HAFTR graduate conducts research at Weizmann Institute in Israel
Woodmere resident Justin Lish conducted research at the Weizmann Institute of Science campus in Rehovot, Israel and spent time exploring the country this July. Courtesy HAFTR
Woodmere resident and 2016 salutatorian of the Hebrew Academy of the Five Towns and Rockaway High School (HAFTR) Justin Lish broadened his scientific horizons during his four weeks in Rehovot, Israel, where he attended the Weizmann Institute of Science’s annual Dr. Bessie F. Lawrence International Summer Science Institute from July 3 to 28.
“I have never had a research experience quite like what I gained at Weizmann,” Lish, 18, said of the program that provides full scholarships to the one in four participants that it accepts. He was one of 20 teenagers selected to attend from the United States out of the 80 in the entire program.
The International Summer Science Institute is where students can conduct research in biology and biochemistry, physics, chemistry, mathematics and computer sciences. Lish, who is interested in renewable energy, worked in the Department of Materials and Interfaces on his project, “Guided Growth of Horizontal Perovskite Nanowires.” He worked with two lab partners, Chin Ying Wu of Singapore and Daniel Lee from North Carolina.
Lish said his mentor at the program would continue the research for future lab experiments and work since the assigned projects are part of ongoing research. “We provided baseline results and experiments for future work that will be conducted over the next few months,” he said.
A regional finalist in the 2014 Siemens Competition in Math, Science and Technology, a gold medal winner and finalist at the International Sustainable World Engineering and Environment Project Olympiad and former president of HAFTR’s Science Research Institute, Lish is no stranger to scientific research.
In the summer of 2014, he participated in the Garcia Materials Science and Engineering Program at Stony Brook University to study the “effects of metal functionalized graphene oxide and partially reduced graphene oxide on polymer electrolyte membrane fuel cells,” he said, with two partners, Lee Blackburn and Arthur Chen, both from Lawrence High School. All three were named Siemens regional finalists for their work.
The following summer, Lish participated in the Summer Science Research Program at Rockefeller University where he worked on “characterizing neuroimmune niche components in mice sweat glands and tissue,” he said.
Jeffrey Sussman, vice president of marketing communications and public affairs, American Committee for the Weizmann Institute, said: “As young, future scientists, students learn firsthand what it is like to work at a prime research institution. Many are exposed to new fields of study that influence the course of their academic and professional careers.”
Program participants went on weekend trips to Galilee and Jerusalem to learn about Israeli culture and spent time together outside the lab. Sussman said the last week of the program took place in the Judean Desert where guides from the Sde Boker Field School led the students on hikes where they learned about the “ecological, geographical, geological, zoological, and archaeological characteristics of the area,” Sussman said.

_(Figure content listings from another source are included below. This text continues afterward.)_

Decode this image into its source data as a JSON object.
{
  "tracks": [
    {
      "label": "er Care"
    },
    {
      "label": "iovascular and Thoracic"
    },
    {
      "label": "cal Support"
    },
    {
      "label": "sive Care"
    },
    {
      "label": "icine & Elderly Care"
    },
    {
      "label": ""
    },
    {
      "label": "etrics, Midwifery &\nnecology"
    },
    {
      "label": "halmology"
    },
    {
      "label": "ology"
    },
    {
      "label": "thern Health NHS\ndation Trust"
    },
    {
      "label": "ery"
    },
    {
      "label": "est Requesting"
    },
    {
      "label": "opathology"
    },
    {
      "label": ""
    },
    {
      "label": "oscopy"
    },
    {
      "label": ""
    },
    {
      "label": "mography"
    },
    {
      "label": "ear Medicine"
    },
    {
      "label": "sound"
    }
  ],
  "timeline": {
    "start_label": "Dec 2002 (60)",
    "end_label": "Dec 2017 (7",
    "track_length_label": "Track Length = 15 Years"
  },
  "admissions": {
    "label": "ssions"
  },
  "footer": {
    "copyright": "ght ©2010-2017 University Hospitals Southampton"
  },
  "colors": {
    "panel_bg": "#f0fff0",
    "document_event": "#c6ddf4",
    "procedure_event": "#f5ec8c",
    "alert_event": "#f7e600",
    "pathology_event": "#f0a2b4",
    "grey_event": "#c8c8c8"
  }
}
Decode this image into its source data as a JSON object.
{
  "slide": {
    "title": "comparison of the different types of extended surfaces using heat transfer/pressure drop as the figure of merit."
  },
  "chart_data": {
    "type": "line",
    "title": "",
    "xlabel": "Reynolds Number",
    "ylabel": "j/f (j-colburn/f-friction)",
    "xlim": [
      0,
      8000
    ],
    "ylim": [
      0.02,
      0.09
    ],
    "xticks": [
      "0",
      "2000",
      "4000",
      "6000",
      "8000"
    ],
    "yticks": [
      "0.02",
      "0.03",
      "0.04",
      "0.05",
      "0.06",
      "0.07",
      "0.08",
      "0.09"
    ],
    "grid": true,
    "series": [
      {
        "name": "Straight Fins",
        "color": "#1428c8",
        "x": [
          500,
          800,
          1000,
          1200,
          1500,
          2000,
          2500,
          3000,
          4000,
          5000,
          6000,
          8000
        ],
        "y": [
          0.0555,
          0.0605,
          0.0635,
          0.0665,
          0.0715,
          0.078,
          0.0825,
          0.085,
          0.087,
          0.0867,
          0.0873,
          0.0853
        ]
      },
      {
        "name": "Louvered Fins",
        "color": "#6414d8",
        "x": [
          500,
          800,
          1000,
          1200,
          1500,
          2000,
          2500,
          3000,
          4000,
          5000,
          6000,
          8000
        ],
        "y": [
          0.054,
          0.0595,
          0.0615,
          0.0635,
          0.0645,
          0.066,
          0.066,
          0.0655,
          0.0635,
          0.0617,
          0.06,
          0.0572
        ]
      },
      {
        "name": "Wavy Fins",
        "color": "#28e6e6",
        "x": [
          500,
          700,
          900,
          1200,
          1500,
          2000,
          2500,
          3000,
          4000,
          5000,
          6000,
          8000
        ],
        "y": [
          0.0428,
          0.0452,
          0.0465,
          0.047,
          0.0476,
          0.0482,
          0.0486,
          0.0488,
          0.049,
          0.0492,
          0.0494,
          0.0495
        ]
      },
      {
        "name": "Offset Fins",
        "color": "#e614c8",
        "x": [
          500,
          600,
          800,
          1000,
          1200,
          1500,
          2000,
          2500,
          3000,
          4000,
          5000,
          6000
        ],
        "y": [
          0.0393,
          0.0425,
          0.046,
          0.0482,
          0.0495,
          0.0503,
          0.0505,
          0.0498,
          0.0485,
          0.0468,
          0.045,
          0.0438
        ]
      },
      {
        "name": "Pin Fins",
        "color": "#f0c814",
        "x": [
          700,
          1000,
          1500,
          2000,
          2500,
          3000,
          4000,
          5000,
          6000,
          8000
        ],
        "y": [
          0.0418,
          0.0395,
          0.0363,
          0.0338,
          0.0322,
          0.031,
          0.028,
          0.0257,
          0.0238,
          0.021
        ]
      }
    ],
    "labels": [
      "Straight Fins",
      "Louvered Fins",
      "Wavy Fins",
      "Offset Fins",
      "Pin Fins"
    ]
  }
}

After taking a gap year in Israel, Lish will attend the University of Pennsylvania in 2017. He was accepted into the Life Sciences and Management Program and intends to study finance and the biological basis of behavior.
“It was amazing to meet and become friends with people from around the world, and learn about their hometowns, lifestyles, hobbies, scientific interests, and what they plan on pursuing in the future,” Lish said of his time at the institute.